Generating one AI image is easy. Generating 12 simultaneously while handling rate limits, API failures, memory constraints, and cost tracking is an engineering problem that will break your system if you haven't planned for it. Here's what we learned running batch generation in production.
Rate Limiting Is Your Primary Enemy
Cloud AI APIs aggressively rate-limit requests to manage GPU capacity. Replicate, the most common API for adult content generation, will return HTTP 429 (Too Many Requests) when you exceed their concurrency limits. Without proper handling, a batch of 12 simultaneous requests might see 8 succeed and 4 fail with rate limit errors.

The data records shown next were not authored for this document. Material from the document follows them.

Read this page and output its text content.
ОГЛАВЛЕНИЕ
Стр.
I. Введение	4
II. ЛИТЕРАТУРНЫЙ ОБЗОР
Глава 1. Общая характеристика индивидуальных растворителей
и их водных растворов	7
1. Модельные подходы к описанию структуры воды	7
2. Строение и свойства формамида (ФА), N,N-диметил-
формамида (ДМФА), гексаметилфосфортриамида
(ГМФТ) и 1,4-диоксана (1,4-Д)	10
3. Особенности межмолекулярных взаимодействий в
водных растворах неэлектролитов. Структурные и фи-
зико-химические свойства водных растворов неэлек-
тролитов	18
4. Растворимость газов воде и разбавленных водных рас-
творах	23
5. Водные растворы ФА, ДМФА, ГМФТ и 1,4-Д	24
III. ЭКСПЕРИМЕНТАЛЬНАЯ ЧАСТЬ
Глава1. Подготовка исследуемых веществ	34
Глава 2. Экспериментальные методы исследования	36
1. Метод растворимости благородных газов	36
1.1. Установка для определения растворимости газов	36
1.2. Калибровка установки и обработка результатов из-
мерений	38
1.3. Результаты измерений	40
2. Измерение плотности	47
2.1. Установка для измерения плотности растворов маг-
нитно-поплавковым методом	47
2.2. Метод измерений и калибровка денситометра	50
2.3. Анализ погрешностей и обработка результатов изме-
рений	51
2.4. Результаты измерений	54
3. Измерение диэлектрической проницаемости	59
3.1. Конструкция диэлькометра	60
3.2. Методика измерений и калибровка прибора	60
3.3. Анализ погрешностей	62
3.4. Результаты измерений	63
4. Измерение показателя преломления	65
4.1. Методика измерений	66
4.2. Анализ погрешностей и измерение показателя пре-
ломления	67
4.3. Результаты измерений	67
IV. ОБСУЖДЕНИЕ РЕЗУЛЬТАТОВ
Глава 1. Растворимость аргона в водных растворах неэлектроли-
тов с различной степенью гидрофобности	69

The solution is exponential backoff with jitter:
// Retry with exponential backoff
for (int attempt = 0; attempt < maxRetries; attempt++)
{
try { return await callReplicateApi(prompt); }
catch (RateLimitException)
{
int delay = (int)Math.Pow(2, attempt) * 1000; // 1s, 2s, 4s, 8s, 16s
delay += random.Next(0, 500); // Add jitter to prevent thundering herd
await Task.Delay(delay);
}
}
In production, we use 5 retry attempts with delays of 2–32 seconds. This handles burst rate limits while keeping the user experience acceptable.
Concurrency Throttling
Even with retry logic, firing 12 API calls simultaneously is wasteful when the API will only process 3–5 at a time. Use a semaphore or concurrency limiter to control how many requests are in-flight:
- 3 concurrent requests is a safe default for Replicate free-tier accounts
- 5–8 concurrent requests for paid Replicate plans
- Unlimited for self-hosted GPU inference (limited only by your hardware)

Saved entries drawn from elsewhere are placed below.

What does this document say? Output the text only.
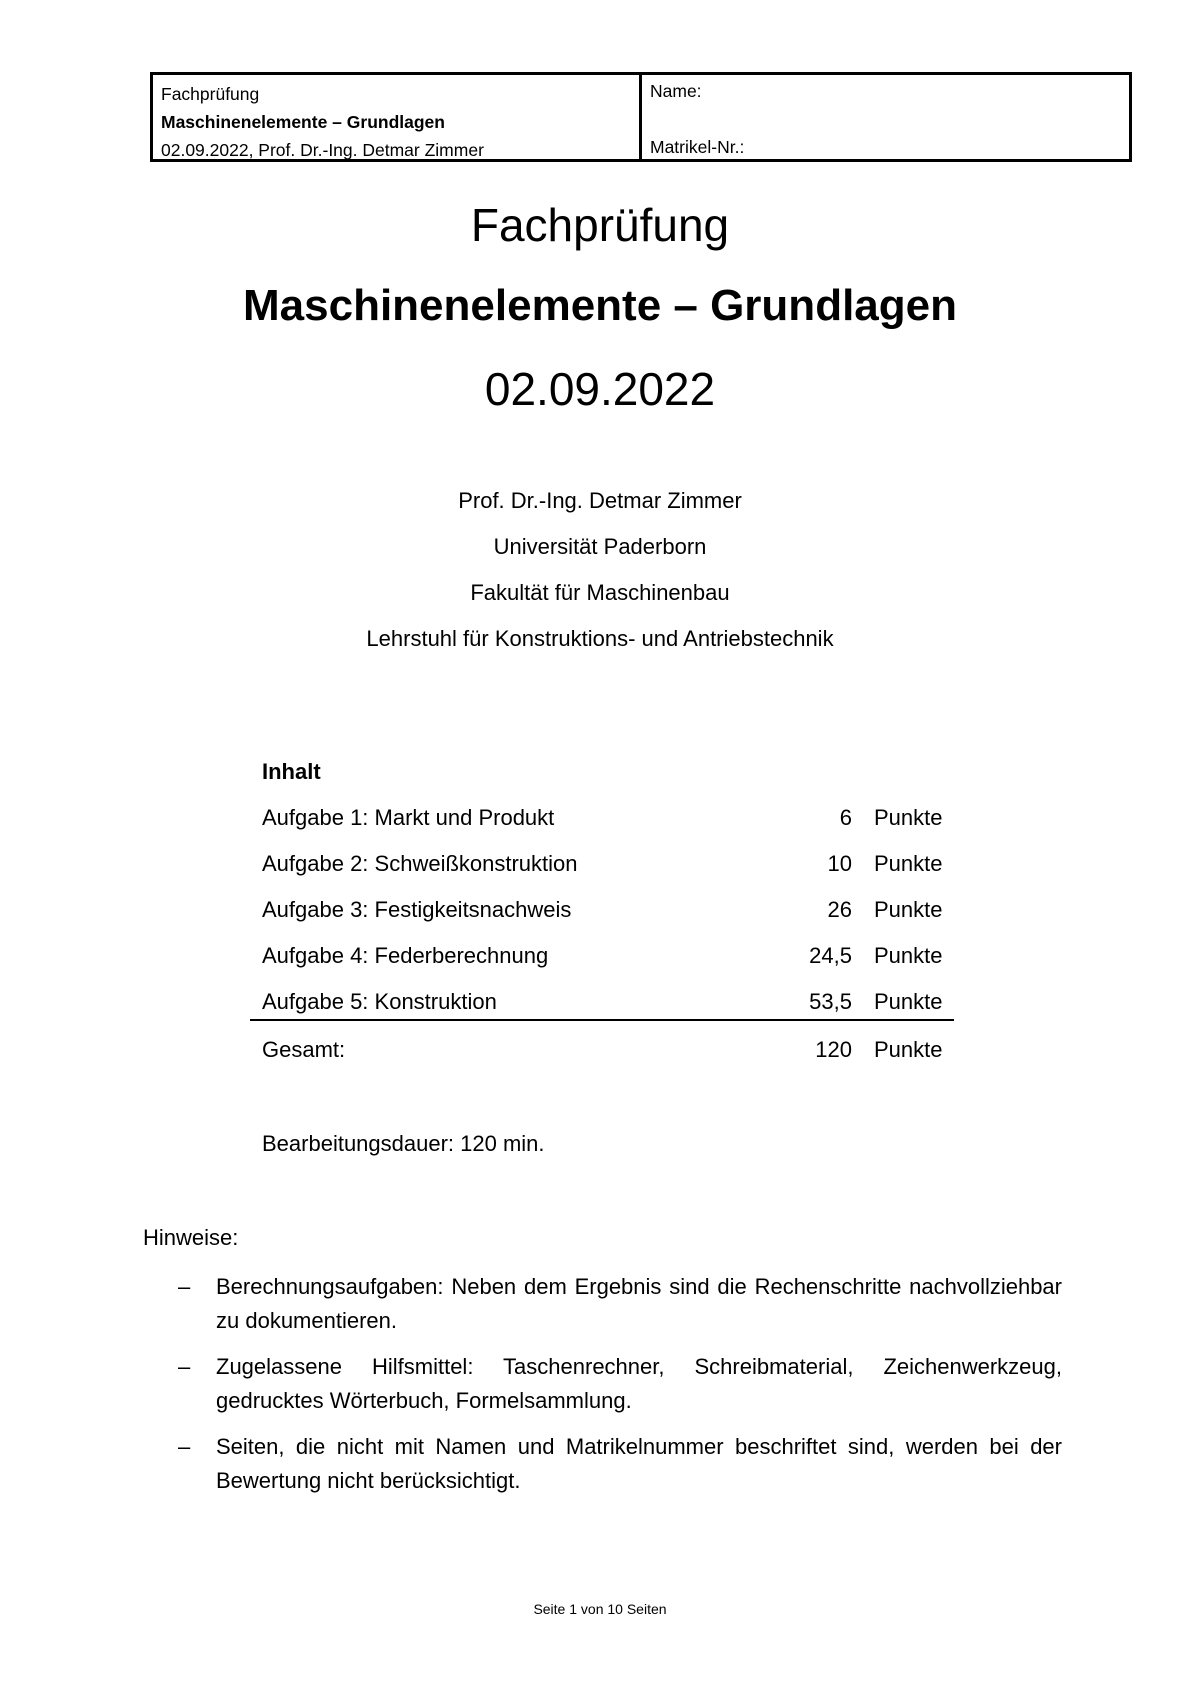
Fachprüfung
Maschinenelemente – Grundlagen
02.09.2022, Prof. Dr.-Ing. Detmar Zimmer
Name:
Matrikel-Nr.:
Fachprüfung
Maschinenelemente – Grundlagen
02.09.2022
Prof. Dr.-Ing. Detmar Zimmer
Universität Paderborn
Fakultät für Maschinenbau
Lehrstuhl für Konstruktions- und Antriebstechnik
Inhalt
Aufgabe 1: Markt und Produkt	6	Punkte
Aufgabe 2: Schweißkonstruktion	10	Punkte
Aufgabe 3: Festigkeitsnachweis	26	Punkte
Aufgabe 4: Federberechnung	24,5	Punkte
Aufgabe 5: Konstruktion	53,5	Punkte
Gesamt:	120	Punkte
Bearbeitungsdauer: 120 min.
Hinweise:
– Berechnungsaufgaben: Neben dem Ergebnis sind die Rechenschritte nachvollziehbar zu dokumentieren.
– Zugelassene Hilfsmittel: Taschenrechner, Schreibmaterial, Zeichenwerkzeug, gedrucktes Wörterbuch, Formelsammlung.
– Seiten, die nicht mit Namen und Matrikelnummer beschriftet sind, werden bei der Bewertung nicht berücksichtigt.
Seite 1 von 10 Seiten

This means a batch of 12 images takes 3–4 rounds of parallel generation rather than one massive burst. It's slower but dramatically more reliable.
Memory Pressure in Docker
Each generation request holds data in memory: the prompt, the API response, the generated image binary (1–5 MB), and metadata. With concurrent generations in a containerized environment, memory usage spikes fast:
- 12 simultaneous generations: 50–100 MB peak memory just for image data
- With base64 encoding: Each image is ~33% larger in base64 than binary, pushing memory higher
- Database writes: Concurrent EF Core / database operations during batch saves can cause context threading issues
A critical lesson we learned: never perform database writes inside a parallel batch operation. Collect all results from the parallel generation step first, then write to the database sequentially. Shared DbContext objects in EF Core are not thread-safe and will throw concurrency exceptions under parallel writes.
Token/Credit Deduction
If your platform uses a credit system for AI generation, batch operations need careful transaction handling:
- Deduct credits before starting generation (reserve the cost)

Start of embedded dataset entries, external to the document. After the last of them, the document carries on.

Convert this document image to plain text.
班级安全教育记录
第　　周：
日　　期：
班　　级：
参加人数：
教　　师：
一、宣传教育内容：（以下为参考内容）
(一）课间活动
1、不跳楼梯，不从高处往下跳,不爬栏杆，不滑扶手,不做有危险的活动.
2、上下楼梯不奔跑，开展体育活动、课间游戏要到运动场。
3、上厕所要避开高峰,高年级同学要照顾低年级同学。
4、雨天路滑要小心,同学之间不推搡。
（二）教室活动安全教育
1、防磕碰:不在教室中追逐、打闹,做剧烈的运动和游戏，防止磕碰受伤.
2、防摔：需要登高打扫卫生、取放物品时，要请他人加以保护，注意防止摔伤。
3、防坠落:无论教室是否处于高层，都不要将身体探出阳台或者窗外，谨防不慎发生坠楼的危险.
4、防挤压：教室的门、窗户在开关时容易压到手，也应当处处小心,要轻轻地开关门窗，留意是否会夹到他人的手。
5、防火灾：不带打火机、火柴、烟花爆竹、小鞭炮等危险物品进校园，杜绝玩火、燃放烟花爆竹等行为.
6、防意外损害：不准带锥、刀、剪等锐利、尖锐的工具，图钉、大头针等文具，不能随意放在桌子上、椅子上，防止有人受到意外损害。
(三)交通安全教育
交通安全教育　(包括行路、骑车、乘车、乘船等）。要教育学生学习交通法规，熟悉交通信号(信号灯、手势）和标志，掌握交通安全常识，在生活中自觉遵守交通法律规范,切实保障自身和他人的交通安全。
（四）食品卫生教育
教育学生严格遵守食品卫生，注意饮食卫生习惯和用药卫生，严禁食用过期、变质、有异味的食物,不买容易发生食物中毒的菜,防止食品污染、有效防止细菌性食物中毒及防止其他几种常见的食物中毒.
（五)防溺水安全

- If generation fails, refund credits for failed images
- Use database transactions to ensure atomicity — a partial batch failure shouldn't result in lost credits
- Track deductions and refunds as separate transaction records for audit trails
User Experience During Batch Generation
A batch of 12 images takes 15–60 seconds depending on the model and concurrency limits. Users need feedback:
- Progress indicators: Show “Generating 4 of 12...” with individual image status
- Stream results: Display each image as it completes rather than waiting for all 12. This reduces perceived wait time dramatically
- Failure communication: If 2 of 12 images fail, show the 10 that succeeded and offer to retry the failures. Don't fail the entire batch for partial errors
Architecture Recommendation
For production batch generation, use an async job queue pattern:
- User initiates batch → create a job record in the database
- Background worker picks up the job and processes images with throttled concurrency
- Frontend polls or uses WebSocket for real-time progress
- Each completed image is saved individually to S3 and database
- Job marked complete when all images are done or max retries exhausted
This decouples the user-facing request from the generation workload, prevents HTTP timeouts on long batches, and enables horizontal scaling by adding more workers.